The reasons for overeating may be numerous but the key to stop yourself from overeating is to learn to read your body’s signals for food so you can react to them in time and don’t overstuff yourself all the time. If you accustom yourself into listening to your body, you will discover you will start feeding it the appropriate amount of food and at the appropriate time. Reasons for overeating vary from one person to another.
Some people eat because their friends are eating or because they don’t want to sit idle while their friends munch on their donuts and pastries. Others eat because their plate is huge so every time they think they are eating just a plate, they are actually consuming two plates worth of food. Then there are people who eat because they are bored, tired, feel deprived, or are procrastinating about stopping overeating. Following are some tricks that can assist you in spotting hunger in time to stop it from spiraling out of hand.
Learn the Hunger Scale
Learn to read the physical cues your body sends you when it wants to be fed. The hunger scale will help you determine the quantity of food your body needs.

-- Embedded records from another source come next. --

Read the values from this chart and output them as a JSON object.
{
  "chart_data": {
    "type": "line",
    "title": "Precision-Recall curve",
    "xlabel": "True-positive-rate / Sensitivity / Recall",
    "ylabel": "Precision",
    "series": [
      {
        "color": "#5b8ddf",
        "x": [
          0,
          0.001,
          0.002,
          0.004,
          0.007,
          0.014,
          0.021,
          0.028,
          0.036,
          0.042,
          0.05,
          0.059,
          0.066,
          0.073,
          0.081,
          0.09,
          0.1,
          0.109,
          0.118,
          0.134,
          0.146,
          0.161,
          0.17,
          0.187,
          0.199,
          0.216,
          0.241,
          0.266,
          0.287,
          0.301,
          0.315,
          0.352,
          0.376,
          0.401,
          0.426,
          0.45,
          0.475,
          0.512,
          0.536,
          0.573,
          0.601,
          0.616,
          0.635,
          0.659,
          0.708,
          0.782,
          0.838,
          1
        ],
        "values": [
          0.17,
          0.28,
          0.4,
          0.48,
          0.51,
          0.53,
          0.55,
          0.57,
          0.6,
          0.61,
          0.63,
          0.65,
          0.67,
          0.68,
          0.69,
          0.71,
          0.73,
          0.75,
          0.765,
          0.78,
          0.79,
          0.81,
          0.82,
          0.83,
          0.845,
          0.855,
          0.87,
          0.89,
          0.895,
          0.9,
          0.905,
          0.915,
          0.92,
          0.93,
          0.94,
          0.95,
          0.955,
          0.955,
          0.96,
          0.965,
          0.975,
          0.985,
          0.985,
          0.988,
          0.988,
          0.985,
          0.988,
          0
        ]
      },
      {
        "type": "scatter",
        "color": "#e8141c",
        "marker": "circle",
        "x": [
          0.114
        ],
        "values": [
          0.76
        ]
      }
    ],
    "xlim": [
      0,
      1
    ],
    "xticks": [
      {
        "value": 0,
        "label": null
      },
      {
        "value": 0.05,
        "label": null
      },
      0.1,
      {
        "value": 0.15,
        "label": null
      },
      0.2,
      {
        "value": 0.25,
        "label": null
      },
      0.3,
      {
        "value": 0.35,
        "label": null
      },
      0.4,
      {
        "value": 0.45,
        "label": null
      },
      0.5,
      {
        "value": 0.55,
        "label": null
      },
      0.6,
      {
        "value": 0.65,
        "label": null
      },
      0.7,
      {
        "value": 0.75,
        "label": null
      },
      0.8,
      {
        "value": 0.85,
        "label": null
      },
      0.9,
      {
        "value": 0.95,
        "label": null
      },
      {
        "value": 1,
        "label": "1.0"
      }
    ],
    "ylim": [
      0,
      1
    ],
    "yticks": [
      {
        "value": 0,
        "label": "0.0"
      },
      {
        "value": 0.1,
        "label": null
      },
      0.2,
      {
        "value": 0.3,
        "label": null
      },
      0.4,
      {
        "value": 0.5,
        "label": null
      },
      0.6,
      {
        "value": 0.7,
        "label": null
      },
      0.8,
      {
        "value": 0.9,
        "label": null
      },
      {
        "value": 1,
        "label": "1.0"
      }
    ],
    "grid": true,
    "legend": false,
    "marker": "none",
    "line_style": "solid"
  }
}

- Starving: You have an empty stomach! You might feel light-headed and jitters as a result of low blood sugar levels. Your binge risk is extremely high in this situation.
- Very Hungry: You are thinking about your next meal and if you don’t get it in half an hour or so, you might end up in the ‘starving’ territory.
- Moderate Hunger: Your stomach might growl and it might be distracting you. This is the most favorable time to eat.
- Satisfied: You are not full to the stomach but you are not hungry either. Relaxed and comfortable is how you will feel and can wait for food without straining yourself.
- Full: Your stomach would start feeling bloated and the food might not appear as tasty as it appeared initially.
- Stuffed: An uncomfortable heartburn might start to settle in from the acids pooling in your stomach.
Refueling at Short Intervals
No matter what your reasons for overeating are, you can surely cut down on your overeating habit by fueling yourself from time to time. Stretching your breaks might send you on a vigorous hunt for energy and chances are you will end up eating everything and everything that will come your way, whether healthy or not. So, a good idea is to eat at intervals and keep track of your blood sugar levels.
Eat a Full Breakfast
According to a study, eating proteins, carbohydrates and fats in a heavy breakfast are likely to keep you feeling full throughout the day as compared to a person who consumes these later on in the day. Eating a well-balanced breakfast considerably reduces your chances of overeating.